The two groups had similar baseline characteristics. They had a mean age of 67 and a mean body mass index of 28.1. A total of 42% had hypertension, 15% had diabetes, 15% had cardiovascular disease, 27% were obese, and 43% were receiving a statin.

There was no significant difference in the rate of change in carotid artery intima-media thickness in the placebo group and the testosterone-treated group: 0.010 mm/year vs 0.012 mm/year, respectively. The mean difference, adjusted for age and trial site, was 0.0002 mm/year (P = .89).

There was also no significant difference in the rate of change in the coronary artery calcium score in the placebo group vs the testosterone-treated group: 41.4 Agatston units/year vs 31.4 Agatston units/year, respectively. The adjusted mean difference was −10.8 Agatston units/year (P = .54).

And changes in these measures of atherosclerosis progression were not associated with changes in testosterone levels among men who received testosterone.

There were no significant between-group differences in reported sexual desire, erectile function, overall sexual-function scores, partner intimacy, and health-related quality of life, over the 3 years.

"In older men, there are many reasons for poor sexual function, such as diabetes and poor vascular flow," Dr Dobs noted. "Thus, testosterone may have very little influence, [whereas] maybe in younger men it does make more of a difference," she suggested.

Although this past March the US Food and Drug Administration issued an advisory warning of a possible heightened risk of cardiovascular events in men taking testosterone supplements, the advisory board noted that the evidence for this is incomplete and inconclusive, Dr Bhasin said.

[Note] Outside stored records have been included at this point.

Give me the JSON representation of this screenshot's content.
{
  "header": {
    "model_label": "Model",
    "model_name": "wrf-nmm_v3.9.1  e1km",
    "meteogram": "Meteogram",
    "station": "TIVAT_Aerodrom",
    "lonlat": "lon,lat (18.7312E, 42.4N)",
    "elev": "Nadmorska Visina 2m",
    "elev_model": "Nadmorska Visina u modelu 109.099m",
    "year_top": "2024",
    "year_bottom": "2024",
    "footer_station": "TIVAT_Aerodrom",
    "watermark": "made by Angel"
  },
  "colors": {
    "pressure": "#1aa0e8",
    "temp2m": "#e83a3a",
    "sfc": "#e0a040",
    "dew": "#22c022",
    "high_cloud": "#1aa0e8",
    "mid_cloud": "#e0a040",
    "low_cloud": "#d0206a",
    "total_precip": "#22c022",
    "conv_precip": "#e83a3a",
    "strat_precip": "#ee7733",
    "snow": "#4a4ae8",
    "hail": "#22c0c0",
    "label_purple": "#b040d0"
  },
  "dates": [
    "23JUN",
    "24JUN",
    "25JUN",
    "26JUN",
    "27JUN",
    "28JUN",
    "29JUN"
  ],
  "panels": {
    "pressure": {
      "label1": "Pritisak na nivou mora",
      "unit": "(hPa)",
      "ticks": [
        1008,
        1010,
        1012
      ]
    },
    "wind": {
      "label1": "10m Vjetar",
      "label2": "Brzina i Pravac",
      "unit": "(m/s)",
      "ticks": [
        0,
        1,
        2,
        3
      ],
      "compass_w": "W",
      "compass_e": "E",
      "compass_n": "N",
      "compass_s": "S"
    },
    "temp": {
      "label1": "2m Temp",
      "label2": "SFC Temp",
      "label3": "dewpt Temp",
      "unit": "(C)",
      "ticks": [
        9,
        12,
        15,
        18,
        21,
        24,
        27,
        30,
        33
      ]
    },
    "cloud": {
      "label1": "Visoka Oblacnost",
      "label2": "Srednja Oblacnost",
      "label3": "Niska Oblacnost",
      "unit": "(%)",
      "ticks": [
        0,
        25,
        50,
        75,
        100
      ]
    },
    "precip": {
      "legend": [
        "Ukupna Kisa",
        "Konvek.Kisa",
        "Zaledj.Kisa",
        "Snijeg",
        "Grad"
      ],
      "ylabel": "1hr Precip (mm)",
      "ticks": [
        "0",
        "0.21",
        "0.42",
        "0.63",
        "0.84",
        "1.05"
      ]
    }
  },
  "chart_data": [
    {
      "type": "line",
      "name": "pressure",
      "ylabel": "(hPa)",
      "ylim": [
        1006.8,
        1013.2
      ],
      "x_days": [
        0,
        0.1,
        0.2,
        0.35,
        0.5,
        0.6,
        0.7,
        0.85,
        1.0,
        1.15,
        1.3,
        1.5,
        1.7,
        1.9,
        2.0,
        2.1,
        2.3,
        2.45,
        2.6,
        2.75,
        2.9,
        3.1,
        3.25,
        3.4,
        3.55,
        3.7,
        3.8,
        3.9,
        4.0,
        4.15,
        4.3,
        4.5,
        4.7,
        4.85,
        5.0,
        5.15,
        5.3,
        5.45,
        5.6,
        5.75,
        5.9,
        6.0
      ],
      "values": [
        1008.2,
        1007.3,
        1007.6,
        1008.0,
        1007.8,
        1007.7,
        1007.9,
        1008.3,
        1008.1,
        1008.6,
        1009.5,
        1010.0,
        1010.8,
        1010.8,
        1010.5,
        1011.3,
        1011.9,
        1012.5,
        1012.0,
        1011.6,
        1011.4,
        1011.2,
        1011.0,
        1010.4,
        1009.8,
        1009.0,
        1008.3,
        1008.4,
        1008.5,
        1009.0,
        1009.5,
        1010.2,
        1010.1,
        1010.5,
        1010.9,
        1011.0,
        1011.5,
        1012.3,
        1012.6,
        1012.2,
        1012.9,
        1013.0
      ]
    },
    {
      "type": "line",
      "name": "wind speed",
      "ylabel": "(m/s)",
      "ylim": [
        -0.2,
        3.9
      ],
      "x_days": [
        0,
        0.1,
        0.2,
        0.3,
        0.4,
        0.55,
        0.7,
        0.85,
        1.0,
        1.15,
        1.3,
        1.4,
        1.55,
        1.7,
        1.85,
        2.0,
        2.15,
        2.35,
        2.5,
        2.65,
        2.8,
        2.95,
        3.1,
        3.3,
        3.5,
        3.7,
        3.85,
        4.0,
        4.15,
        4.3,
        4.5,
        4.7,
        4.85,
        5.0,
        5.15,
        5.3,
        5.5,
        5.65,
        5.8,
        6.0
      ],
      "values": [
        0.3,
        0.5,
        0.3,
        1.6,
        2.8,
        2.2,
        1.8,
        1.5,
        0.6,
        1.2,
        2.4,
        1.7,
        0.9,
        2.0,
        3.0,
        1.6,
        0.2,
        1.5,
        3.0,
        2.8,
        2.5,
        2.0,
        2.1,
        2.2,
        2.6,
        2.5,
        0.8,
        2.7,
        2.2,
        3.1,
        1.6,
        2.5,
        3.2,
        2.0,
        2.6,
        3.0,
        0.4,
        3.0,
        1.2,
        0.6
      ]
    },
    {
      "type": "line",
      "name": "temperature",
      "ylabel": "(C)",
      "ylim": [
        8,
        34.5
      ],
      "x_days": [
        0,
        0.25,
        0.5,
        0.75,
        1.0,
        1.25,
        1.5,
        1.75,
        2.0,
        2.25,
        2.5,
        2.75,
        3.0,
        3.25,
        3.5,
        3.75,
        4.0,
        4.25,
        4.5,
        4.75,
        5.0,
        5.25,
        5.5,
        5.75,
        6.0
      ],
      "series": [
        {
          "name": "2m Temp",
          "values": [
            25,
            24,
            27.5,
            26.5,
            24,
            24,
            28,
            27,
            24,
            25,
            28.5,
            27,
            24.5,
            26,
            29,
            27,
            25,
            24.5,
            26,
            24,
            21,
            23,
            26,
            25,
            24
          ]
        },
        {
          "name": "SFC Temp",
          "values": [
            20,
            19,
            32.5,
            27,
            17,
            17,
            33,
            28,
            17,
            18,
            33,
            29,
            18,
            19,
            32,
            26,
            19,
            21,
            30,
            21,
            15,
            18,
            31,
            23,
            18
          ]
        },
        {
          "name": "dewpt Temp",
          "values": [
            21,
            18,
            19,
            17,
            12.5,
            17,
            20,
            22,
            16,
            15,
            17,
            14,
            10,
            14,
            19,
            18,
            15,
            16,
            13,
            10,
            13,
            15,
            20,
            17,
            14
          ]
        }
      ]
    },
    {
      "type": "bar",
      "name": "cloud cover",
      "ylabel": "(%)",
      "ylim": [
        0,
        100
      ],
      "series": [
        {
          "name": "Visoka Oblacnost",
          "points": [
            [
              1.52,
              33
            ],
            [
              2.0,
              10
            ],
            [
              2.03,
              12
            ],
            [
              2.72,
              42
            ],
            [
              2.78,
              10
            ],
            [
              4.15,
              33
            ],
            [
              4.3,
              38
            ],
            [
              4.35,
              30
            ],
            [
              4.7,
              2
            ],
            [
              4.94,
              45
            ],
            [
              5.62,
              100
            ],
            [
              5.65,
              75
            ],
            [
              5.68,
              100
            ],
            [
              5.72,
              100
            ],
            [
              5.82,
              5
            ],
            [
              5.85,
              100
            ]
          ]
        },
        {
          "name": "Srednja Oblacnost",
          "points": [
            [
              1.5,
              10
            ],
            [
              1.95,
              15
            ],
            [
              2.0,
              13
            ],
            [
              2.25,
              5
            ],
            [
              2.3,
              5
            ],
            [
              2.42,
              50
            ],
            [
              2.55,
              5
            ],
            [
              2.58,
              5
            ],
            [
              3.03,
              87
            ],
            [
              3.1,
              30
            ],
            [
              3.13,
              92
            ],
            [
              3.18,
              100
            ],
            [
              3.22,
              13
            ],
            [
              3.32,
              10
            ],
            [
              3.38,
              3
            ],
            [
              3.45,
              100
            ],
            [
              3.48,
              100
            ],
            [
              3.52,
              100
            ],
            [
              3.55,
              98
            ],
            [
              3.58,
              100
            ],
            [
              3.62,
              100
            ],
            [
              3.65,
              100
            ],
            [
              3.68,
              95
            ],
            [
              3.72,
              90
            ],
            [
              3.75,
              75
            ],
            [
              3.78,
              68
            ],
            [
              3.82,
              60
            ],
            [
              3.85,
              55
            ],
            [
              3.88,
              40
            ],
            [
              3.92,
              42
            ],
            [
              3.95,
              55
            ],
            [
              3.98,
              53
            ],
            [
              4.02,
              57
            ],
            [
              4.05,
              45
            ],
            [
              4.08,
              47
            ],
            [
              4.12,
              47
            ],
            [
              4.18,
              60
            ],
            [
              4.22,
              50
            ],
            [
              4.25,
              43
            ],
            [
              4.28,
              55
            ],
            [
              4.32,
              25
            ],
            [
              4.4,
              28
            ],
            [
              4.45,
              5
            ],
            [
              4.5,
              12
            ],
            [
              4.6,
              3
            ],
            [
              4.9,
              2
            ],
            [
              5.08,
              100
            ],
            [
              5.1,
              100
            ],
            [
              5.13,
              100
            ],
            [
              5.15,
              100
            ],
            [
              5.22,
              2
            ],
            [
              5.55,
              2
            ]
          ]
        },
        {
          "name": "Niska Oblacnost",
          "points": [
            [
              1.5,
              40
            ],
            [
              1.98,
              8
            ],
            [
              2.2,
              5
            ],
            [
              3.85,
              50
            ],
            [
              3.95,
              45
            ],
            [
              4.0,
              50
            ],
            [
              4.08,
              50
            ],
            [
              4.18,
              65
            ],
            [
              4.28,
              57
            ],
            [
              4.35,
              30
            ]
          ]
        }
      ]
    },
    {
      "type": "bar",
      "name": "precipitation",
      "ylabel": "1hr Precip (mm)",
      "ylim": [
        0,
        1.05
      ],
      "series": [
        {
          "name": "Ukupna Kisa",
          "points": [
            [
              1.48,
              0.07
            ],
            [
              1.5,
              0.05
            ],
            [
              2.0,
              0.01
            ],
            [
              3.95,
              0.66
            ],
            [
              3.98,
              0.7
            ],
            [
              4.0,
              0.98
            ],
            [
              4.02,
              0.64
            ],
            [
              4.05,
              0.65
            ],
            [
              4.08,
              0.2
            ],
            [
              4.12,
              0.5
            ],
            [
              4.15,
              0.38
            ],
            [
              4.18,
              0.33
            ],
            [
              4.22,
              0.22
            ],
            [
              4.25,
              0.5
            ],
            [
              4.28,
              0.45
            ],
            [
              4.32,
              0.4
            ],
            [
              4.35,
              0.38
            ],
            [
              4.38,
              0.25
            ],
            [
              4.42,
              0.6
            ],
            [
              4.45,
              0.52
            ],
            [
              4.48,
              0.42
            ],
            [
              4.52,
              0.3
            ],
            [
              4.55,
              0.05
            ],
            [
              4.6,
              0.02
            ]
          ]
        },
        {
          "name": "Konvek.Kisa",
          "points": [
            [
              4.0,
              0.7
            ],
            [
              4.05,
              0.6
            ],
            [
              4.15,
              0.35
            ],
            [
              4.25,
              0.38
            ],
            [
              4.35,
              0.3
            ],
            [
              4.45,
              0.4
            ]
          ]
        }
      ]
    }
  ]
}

Thus, "Larger randomized trials to look at testosterone effects on major cardiovascular events are much needed to clarify this issue," he concluded.

This investigator-initiated study was supported in part by Solvay Pharmaceuticals and later by AbbVie Pharmaceuticals, when AbbVie acquired the Androgel brand from Solvay, and by a grant from the Aurora Foundation to the Kronos Longevity Research Institute. Testosterone and placebo gel for the study were provided by Solvay/AbbVie. Dr Basaria has served as a consultant to Eli Lily. Dr Bhasin reports receiving grants from Abbvie, Regeneron Pharmaceuticals, and Eli Lilly and fees from Sanofi, Eli Lilly, and Abbvie. He has equity interest in Function Promoting Therapies and a patent application pending for "A Novel Algorithm for Free Testosterone Determination Based on a Novel Model of Testosterone Binding to [Sex-Hormone–Binding Globulin] SHBG" and a patent application for "The Use of Testosterone Plus Ornithine Decarboxylase Inhibitor as a Prostate-Sparing Anabolic Therapy." He has served as the chair of the American Board of Internal Medicine Endocrinology Board Exam Writing Committee and chair of the Endocrine Society's expert panel that wrote the clinical guideline for testosterone therapy and has received fees from Eli Lilly and grants from Abbvie Pharmaceuticals outside the submitted work.